Today, an architecture of social cohesion has given way to the architect as a celebrity superstar, complicit with neoliberal agendas, designing condominiums for the one percent. Form has utterly lost its social agency and become the perverse weapon of increased social inequity. Never before has the architect seemed more impotent in the face of global crisis–ecological, political and social. It is clear that architecture today needs less autonomy and greater spatial agency. This means a deeper engagement with forms and practices that offer modes of resistance to neoliberal orders, and less collusion with the forces of capital. For an architect who has completed over one hundred projects in nearly seven decades of practice, Doshi has yet to design a luxury condominium or a glass skyscraper!

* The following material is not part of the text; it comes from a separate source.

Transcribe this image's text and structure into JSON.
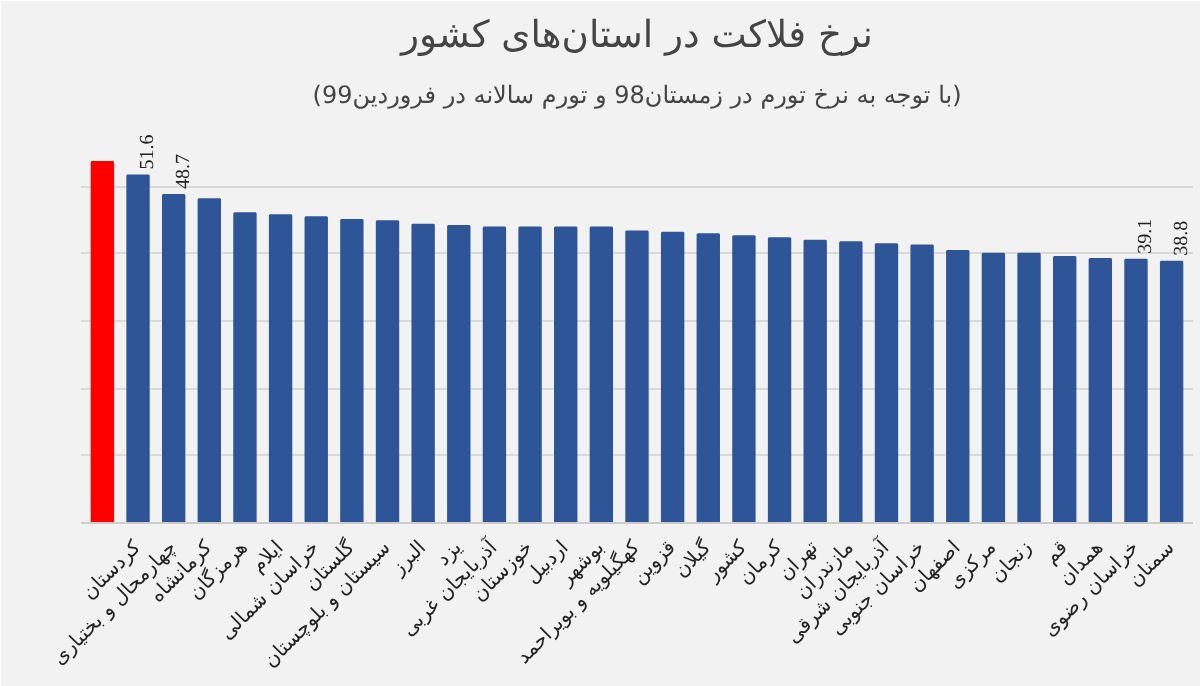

In belatedly acknowledging Doshi’s legacy, the Pritzker Prize finally brings attention to a great body of work. It also exposes a certain state of contemporary culture where practices of resistance are few and far between.

Sketch of a peacock in the garden, August 1996 (B.V. Doshi, VSF Archives)

Finally, in an age of toxic work cultures and the erosion of family life, the life of B.V Doshi also has something to teach us. This is reflected in his belief that great architecture is attainable not in spite of family life but because of it. Speaking at the Royal Academy of Arts last year, Doshi said that living together within an extended family remained one of the greatest influences of his life, where he “learnt about cooperation, tolerance, togetherness, humility, generosity, and interdependence.” While much is made about Doshi’s associations with the masters, it is the women in his life who need to be celebrated–his three daughters, wife and mother-in-law. He is surely the only Pritzker Prize winner to have lived with his mother-in-law for 38 years. “I learnt so many things from her simplicity, humility…  She was fantastic!”

Doshi’s life and work are imbued with an ethos that integrates the quintessential qualities of architecture–form, space and light–with the quintessential attributes that make us human, to create institutions and places of lasting meaning and value; an architecture of place in an age of placelessness.  This, in the end, is perhaps what makes Doshi so relevant to contemporary culture today, both in the east and the west.

Sarosh Anklesaria is a Brooklyn based architect and Visiting Assistant Professor at the Pratt Institute. Sarosh spent eight years at CEPT University, which was founded by Doshi, and has worked as an architect at Sangath, the office of B.V. Doshi.